Mitt Romney performs better in electoral scenarios against incumbent U.S. President Barack Obama than the other four men still in the race to become the Republican Party’s nominee in 2012, a new Angus Reid Public Opinion poll has found.
In the online survey of a representative national sample of 1,009 American adults, 49 per cent of decided voters would support Romney in a presidential election against Obama (47%).
President Obama holds a ten-point lead in a contest against Ron Paul (50% to 40%), and an 11-point advantage if the Republican Party nominates Rick Santorum (51% to 40%). The incumbent Democrat is clearly ahead of the two remaining contenders on the GOP side: Newt Gingrich (55% to 38%) and Rick Perry (57% to 34%).
Romney is particularly popular among men (53%) and respondents over the age of 55 (56%). However, Obama is still supported by half of women (51%) and respondents aged 18-to-34 (51%). Middle-aged Americans are evenly divided when assessing this match-up.
It is important to note that the proportion of respondents who would back a third party candidate if Romney is the Republican nominee is considerably lower (4%) than with Paul (10%), Perry (9%) or Santorum (also 9%).
Paul’s support is consistent across all demographics, with roughly two-in-four decided voters saying they would cast a ballot for him in a contest against Obama. Santorum actually leads Obama in a specific demographic, with a three-point edge among respondents over the age of 55 (48% to 45%).
Gingrich and Perry have serious trouble courting female voters and people aged 18-to-34, two demographics where Obama currently garners the backing of at least three-in-five decided voters.
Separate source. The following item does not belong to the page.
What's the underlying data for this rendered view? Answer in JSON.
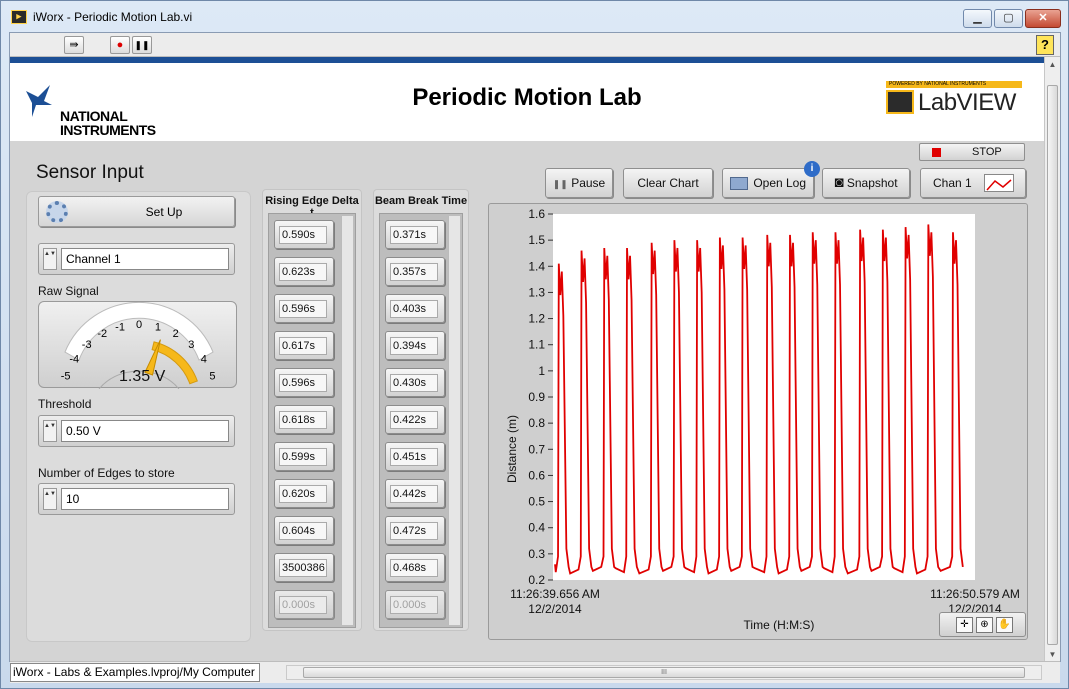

Mario Canseco, Vice President, Angus Reid Public Opinion
+877 730 3570
Methodology: From January 17 to January 18, 2012, Angus Reid Public Opinion conducted an online survey among 1,009 randomly selected American adults who are Springboard America panelists. The margin of error—which measures sampling variability—is +/- 3.1%. The results have been statistically weighted according to the most current education, age, gender and region Census data to ensure a sample representative of the entire adult population of the United States. Discrepancies in or between totals are due to rounding.